Aquí, entre charlas apretadas, debates intensos, risas y besos sinceros, he vivido algunos de los ratitos flamencos más gratificantes, como el que organizamos desde el podcast Fatiguitas junto a los compañeros de la crítica para reconocer a los artistas más destacados de la Bienal de Flamenco, demostrando que, si de algo podemos presumir en lo jondo, es de formar parte de una comunidad que está ahí siempre que se le necesita. Que se respeta, se quiere y se abraza.
La verdad es que en esta casa he aprendido grandes lecciones.

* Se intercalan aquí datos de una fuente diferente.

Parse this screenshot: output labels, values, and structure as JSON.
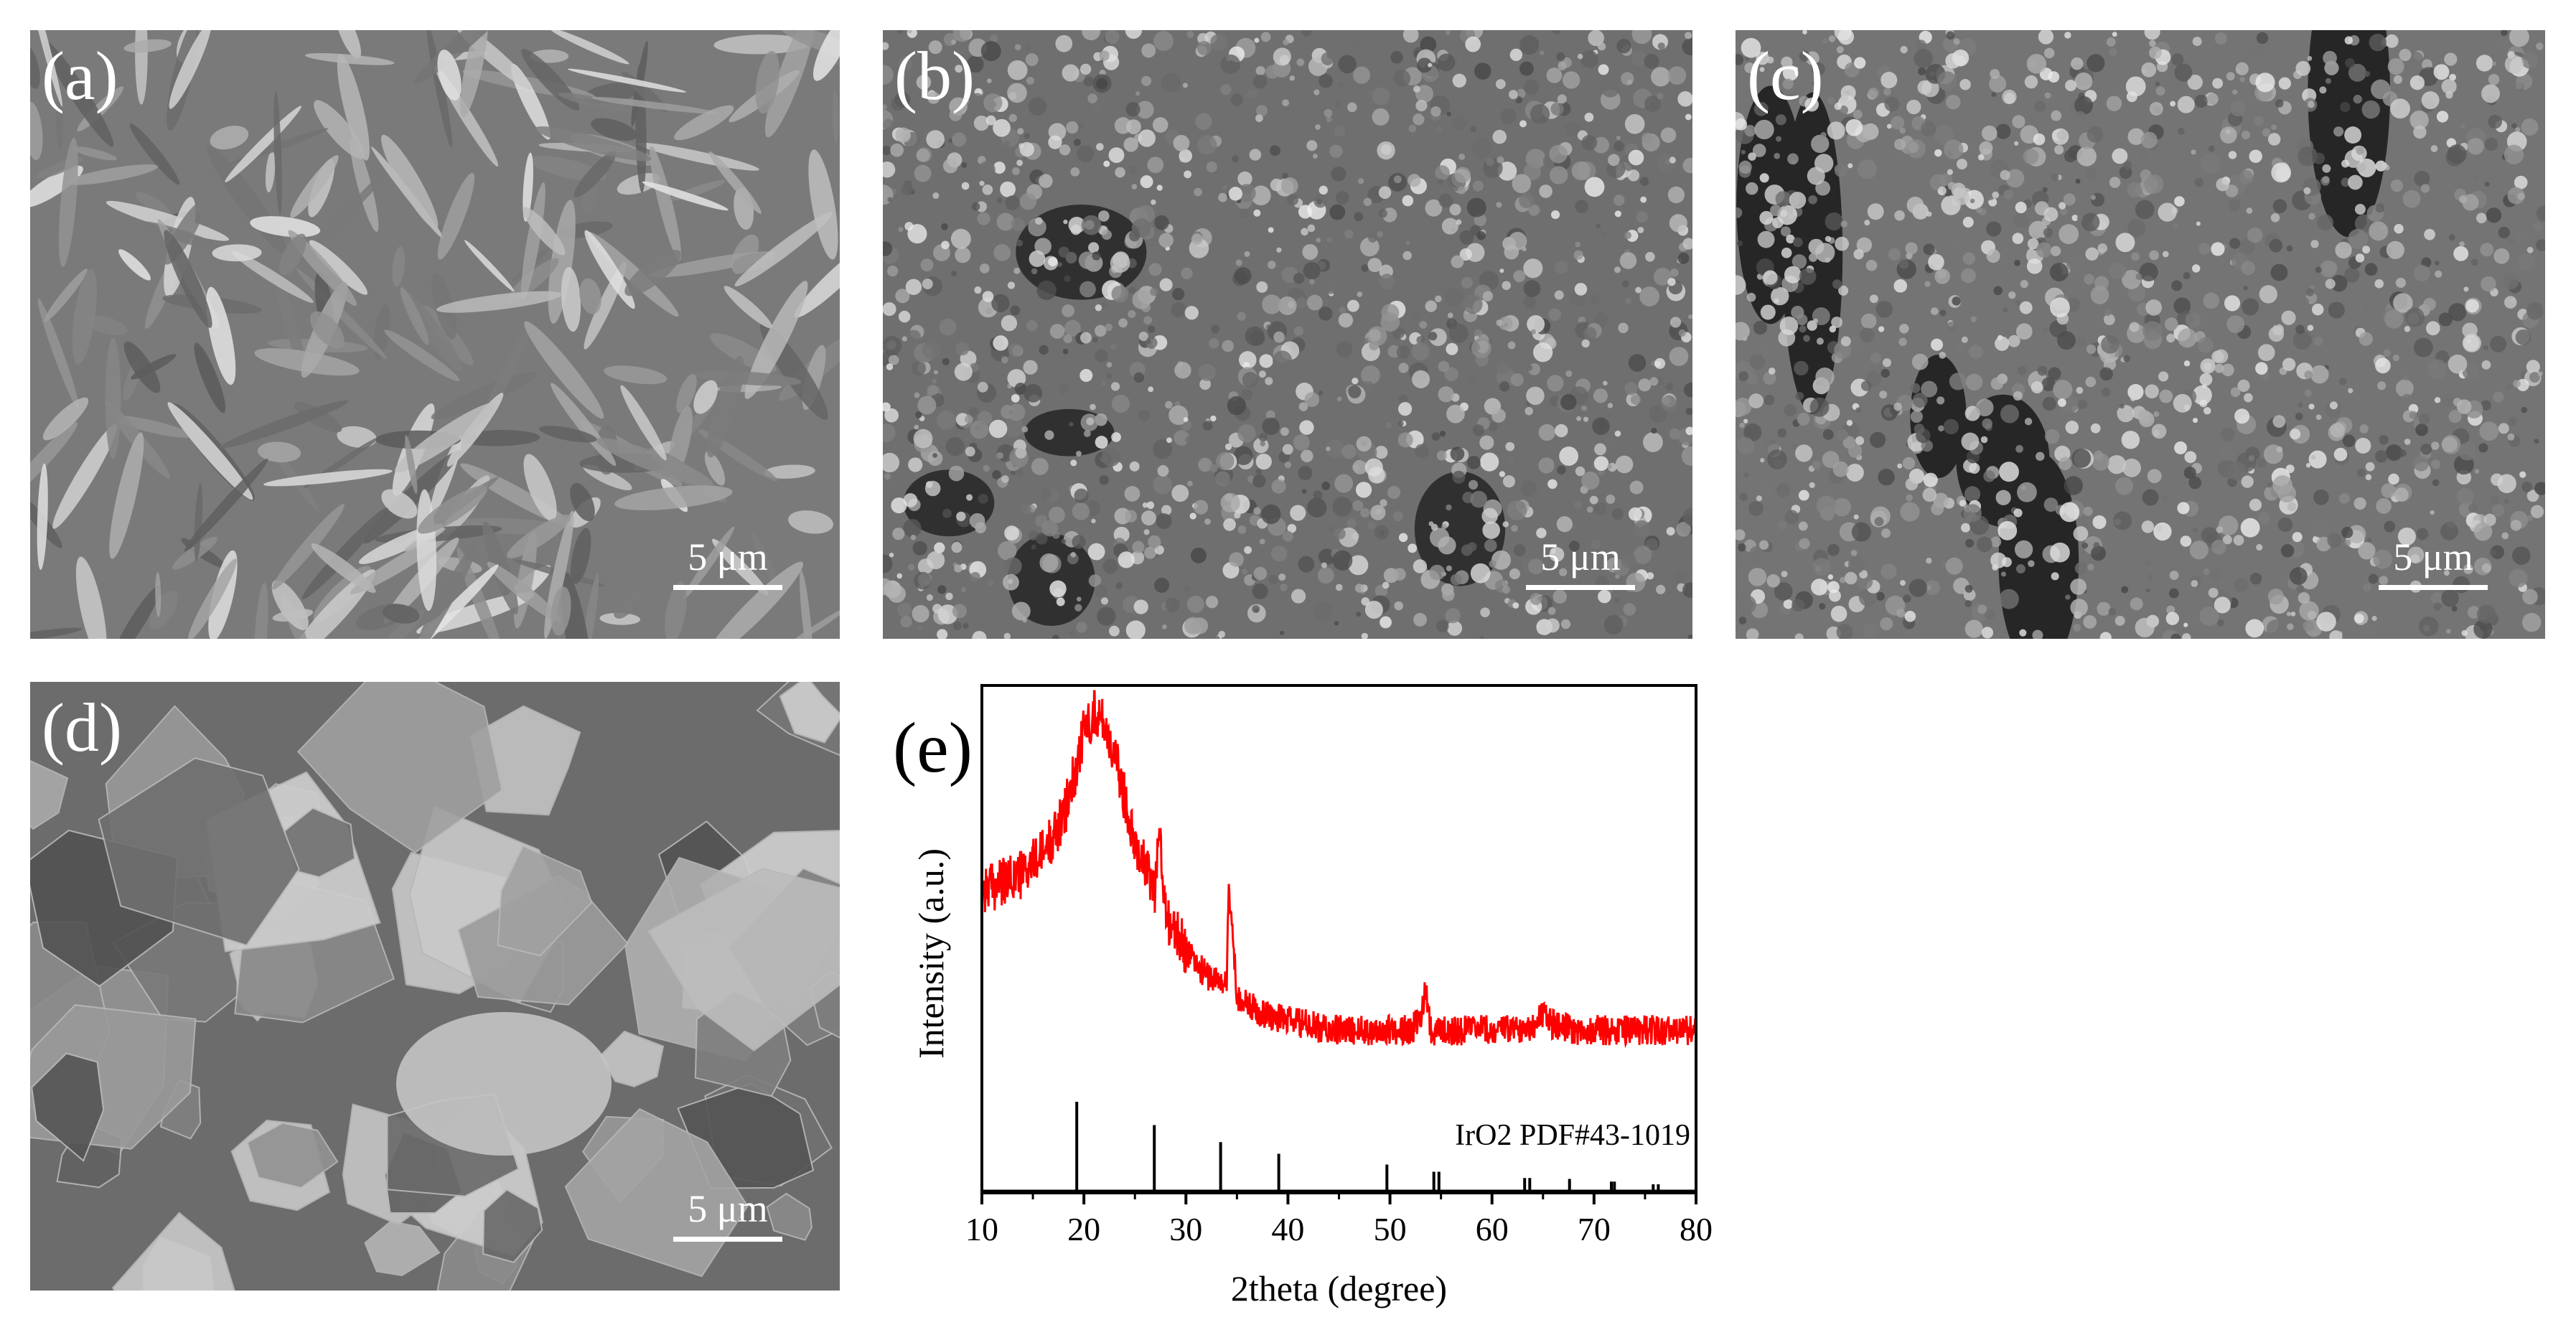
{
  "figure": {
    "panels": [
      {
        "label": "(a)",
        "scale_bar": "5 μm",
        "texture": "flakes"
      },
      {
        "label": "(b)",
        "scale_bar": "5 μm",
        "texture": "granular"
      },
      {
        "label": "(c)",
        "scale_bar": "5 μm",
        "texture": "porous"
      },
      {
        "label": "(d)",
        "scale_bar": "5 μm",
        "texture": "blocks"
      }
    ]
  },
  "chart_data": {
    "type": "line",
    "panel_label": "(e)",
    "xlabel": "2theta (degree)",
    "ylabel": "Intensity (a.u.)",
    "xlim": [
      10,
      80
    ],
    "xticks": [
      10,
      20,
      30,
      40,
      50,
      60,
      70,
      80
    ],
    "y_ticks_shown": false,
    "grid": false,
    "series": [
      {
        "color": "#ff0000",
        "x": [
          10,
          12,
          14,
          16,
          18,
          19,
          20,
          21,
          22,
          23,
          24,
          25,
          26,
          27,
          27.3,
          28,
          29,
          30,
          31,
          32,
          33,
          34,
          34.2,
          35,
          36,
          37,
          38,
          40,
          42,
          44,
          46,
          48,
          50,
          52,
          53,
          53.5,
          54,
          56,
          58,
          60,
          62,
          64,
          65,
          66,
          68,
          70,
          72,
          74,
          76,
          78,
          80
        ],
        "y": [
          0.62,
          0.63,
          0.65,
          0.69,
          0.76,
          0.84,
          0.93,
          0.97,
          0.95,
          0.88,
          0.8,
          0.72,
          0.66,
          0.62,
          0.75,
          0.57,
          0.53,
          0.5,
          0.47,
          0.45,
          0.44,
          0.43,
          0.63,
          0.41,
          0.39,
          0.38,
          0.37,
          0.36,
          0.35,
          0.34,
          0.34,
          0.34,
          0.34,
          0.34,
          0.36,
          0.43,
          0.34,
          0.34,
          0.34,
          0.34,
          0.34,
          0.35,
          0.37,
          0.35,
          0.34,
          0.34,
          0.34,
          0.34,
          0.34,
          0.34,
          0.34
        ]
      }
    ],
    "reference": {
      "label": "IrO2 PDF#43-1019",
      "peaks_x": [
        19.3,
        26.9,
        33.4,
        39.1,
        49.7,
        54.3,
        54.8,
        63.2,
        63.7,
        67.6,
        71.7,
        72.0,
        75.8,
        76.3
      ],
      "peaks_rel": [
        1.0,
        0.74,
        0.55,
        0.42,
        0.3,
        0.22,
        0.22,
        0.15,
        0.15,
        0.14,
        0.11,
        0.11,
        0.08,
        0.08
      ]
    }
  }
}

Como la de Rosario Toledo que, en una actuación memorable y personalísima, nos enseñó lo importante que es afrontar este arte (y todo) desde el compromiso, la valentía y la honestidad y lo necesario es liberarse de los miedos y ser fiel a una misma.

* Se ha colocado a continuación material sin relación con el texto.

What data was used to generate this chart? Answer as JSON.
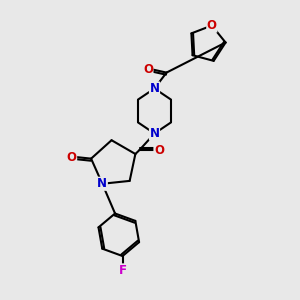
{
  "bg_color": "#e8e8e8",
  "atom_colors": {
    "N": "#0000cc",
    "O": "#cc0000",
    "F": "#cc00cc"
  },
  "bond_color": "#000000",
  "bond_width": 1.5,
  "figsize": [
    3.0,
    3.0
  ],
  "dpi": 100
}
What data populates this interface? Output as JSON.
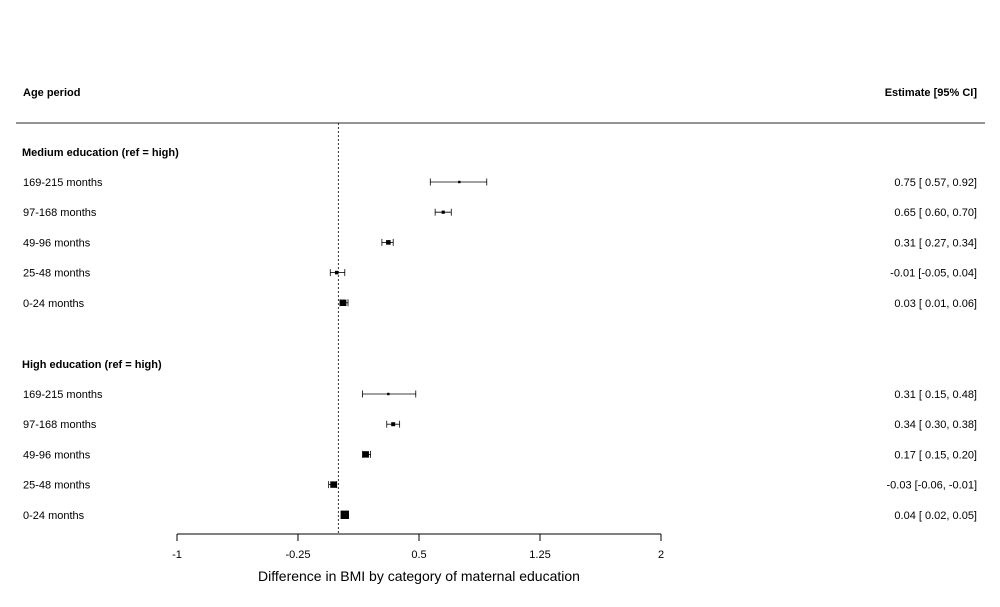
{
  "chart_data": {
    "type": "forest",
    "header_left": "Age period",
    "header_right": "Estimate [95% CI]",
    "xlabel": "Difference in BMI by category of maternal education",
    "xlim": [
      -1,
      2
    ],
    "xticks": [
      "-1",
      "-0.25",
      "0.5",
      "1.25",
      "2"
    ],
    "reference_line": 0,
    "groups": [
      {
        "name": "Medium education (ref = high)",
        "rows": [
          {
            "label": "169-215 months",
            "estimate": 0.75,
            "lower": 0.57,
            "upper": 0.92,
            "text": "0.75 [ 0.57,  0.92]"
          },
          {
            "label": "97-168 months",
            "estimate": 0.65,
            "lower": 0.6,
            "upper": 0.7,
            "text": "0.65 [ 0.60,  0.70]"
          },
          {
            "label": "49-96 months",
            "estimate": 0.31,
            "lower": 0.27,
            "upper": 0.34,
            "text": "0.31 [ 0.27,  0.34]"
          },
          {
            "label": "25-48 months",
            "estimate": -0.01,
            "lower": -0.05,
            "upper": 0.04,
            "text": "-0.01 [-0.05,  0.04]"
          },
          {
            "label": "0-24 months",
            "estimate": 0.03,
            "lower": 0.01,
            "upper": 0.06,
            "text": "0.03 [ 0.01,  0.06]"
          }
        ]
      },
      {
        "name": "High education (ref = high)",
        "rows": [
          {
            "label": "169-215 months",
            "estimate": 0.31,
            "lower": 0.15,
            "upper": 0.48,
            "text": "0.31 [ 0.15,  0.48]"
          },
          {
            "label": "97-168 months",
            "estimate": 0.34,
            "lower": 0.3,
            "upper": 0.38,
            "text": "0.34 [ 0.30,  0.38]"
          },
          {
            "label": "49-96 months",
            "estimate": 0.17,
            "lower": 0.15,
            "upper": 0.2,
            "text": "0.17 [ 0.15,  0.20]"
          },
          {
            "label": "25-48 months",
            "estimate": -0.03,
            "lower": -0.06,
            "upper": -0.01,
            "text": "-0.03 [-0.06, -0.01]"
          },
          {
            "label": "0-24 months",
            "estimate": 0.04,
            "lower": 0.02,
            "upper": 0.05,
            "text": "0.04 [ 0.02,  0.05]"
          }
        ]
      }
    ]
  }
}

O la del maestro Javier Barón que, en una emotiva y tierna entrevista que mantuvimos dentro de la iniciativa Flamenco de Hércules, recordó con su habitual discreción y humildad que la clave para labrarse una trayectoria sólida y coherente como la suya está en “la constancia, la paciencia y aprender de todxs y de todo”. ¡Qué alegría verle aún el brillo de los ojos cuando habla de lo suyo!
Haciendo un cálculo por encima de enero a diciembre he podido ver un centenar de espectáculos y recitales desde Jerez a Nueva York, pasando por Pamplona, Madrid o la Puebla de Cazalla, en los teatros más prestigiosos del mundo, en festivales jondos, en peñas, en tablaos, en salas y en el Monkey Week. De la mayoría, excepto alguna gran decepción o cabreo, me llevo un recuerdo grato, algo que me emocionó, me invitó a pensar o me zarandeó. Instantes en los que me reafirmo en el increíble talento y el nivel de excelencia artística que hay en la creación flamenca.

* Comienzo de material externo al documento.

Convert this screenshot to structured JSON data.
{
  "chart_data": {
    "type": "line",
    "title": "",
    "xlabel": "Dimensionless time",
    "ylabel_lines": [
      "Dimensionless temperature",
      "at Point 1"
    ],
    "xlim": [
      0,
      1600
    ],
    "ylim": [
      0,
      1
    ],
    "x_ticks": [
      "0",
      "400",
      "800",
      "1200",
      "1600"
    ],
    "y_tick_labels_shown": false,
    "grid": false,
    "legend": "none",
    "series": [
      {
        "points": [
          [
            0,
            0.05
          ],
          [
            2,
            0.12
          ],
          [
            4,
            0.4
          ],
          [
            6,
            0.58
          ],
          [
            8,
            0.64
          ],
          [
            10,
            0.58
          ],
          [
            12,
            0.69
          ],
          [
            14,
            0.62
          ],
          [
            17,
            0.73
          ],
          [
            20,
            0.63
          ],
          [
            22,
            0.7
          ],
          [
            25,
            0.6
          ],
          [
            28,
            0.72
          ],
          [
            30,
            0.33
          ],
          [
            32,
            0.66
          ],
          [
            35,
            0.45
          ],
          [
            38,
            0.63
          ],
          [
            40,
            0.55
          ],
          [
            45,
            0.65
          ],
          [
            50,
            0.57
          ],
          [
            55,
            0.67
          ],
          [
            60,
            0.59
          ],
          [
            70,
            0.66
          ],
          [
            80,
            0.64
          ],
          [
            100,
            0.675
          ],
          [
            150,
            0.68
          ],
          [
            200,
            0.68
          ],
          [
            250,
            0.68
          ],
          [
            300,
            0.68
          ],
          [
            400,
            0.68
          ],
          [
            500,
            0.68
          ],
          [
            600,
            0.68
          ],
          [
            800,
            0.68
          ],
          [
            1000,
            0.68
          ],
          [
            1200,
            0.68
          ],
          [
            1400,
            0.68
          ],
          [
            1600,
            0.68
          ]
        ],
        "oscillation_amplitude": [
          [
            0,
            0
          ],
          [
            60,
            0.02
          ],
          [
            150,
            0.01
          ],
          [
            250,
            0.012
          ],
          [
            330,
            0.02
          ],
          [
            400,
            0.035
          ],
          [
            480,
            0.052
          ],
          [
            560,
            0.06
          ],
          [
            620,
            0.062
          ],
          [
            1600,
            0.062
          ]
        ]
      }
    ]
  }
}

Y luego están las que meses después continúan metidas en tu piel y en tu garganta y, de algún modo, te transforman por dentro. Esto, además de con Muerta de amor, me ocurrió con Ave de Plata, de Sara Jiménez, una propuesta compleja, profunda y soberbia que estrenó en el Festival de Jerez y en la que asistimos a una liberadora metamorfosis de una de las bailaoras más personales, arriesgadas y rotundas de la escena actual.
En el cante, este 2024 han sido las voces de mujeres las que me han arropado con sus ecos sinceros, poderosos, frágiles, salvajes, rebosantes de ternura y de consuelo. Desde María Terremoto, una niña con la fuerza de una madre, cuyo arrebato nos volvió locos en la Bienal al fuego y al temperamento que desparramó Aurora Vargas en el escenario del Hotel Tres Reyes del Flamenco On Fire, pasando por el grito susurrado de Inés Bacán interpretando Los ejes de mi carreta, y la complicidad y frescura de la propuesta de La Tremendita y La Kaíta, dos indígenas de la ortodoxia más punk.
La majestuosidad con la que Yerai Cortés apareció en el Monkey Week, dejando calladas a los cientos de personas que ocupaban la carpa circense con su guitarra tan gitana como contemporánea, ha sido también uno de los momentos del año. De hecho, su propuesta escénica, su álbum y el documental que firma Antón Álvarez -y que pudimos ver en el Festival de Cine- es una de las novedades más refrescantes que nos llevamos.
El buen gusto, el paladar y la sencillez nos la enseñó en la Bienal Emilio Caracafé, una suerte de outsider que toca como vive, desde el extrarradio. Y el soniquete palpitante, entusiasta y colorista lo ha traído Diego del Morao que, en la actuación que ofreció con Israel Fernández en el Festival Flamenco de Nueva York, se llevó todos los oles.
De cine me quedo con otro documental imprescindible para acercarnos a la figura de un cantaor tan original como necesario es el de El Cabrero, disponible ya en abierto en Youtube. Y de arte, con la fascinante exposición de los cafés cantantes del pintaor Patricio Hidalgo. Como lugar, la Reunión de cante jondo de la Puebla de Cazalla, de donde regreso cada vez con esperanzas renovadas y orgullosa de ser flamenca. ¡Feliz año!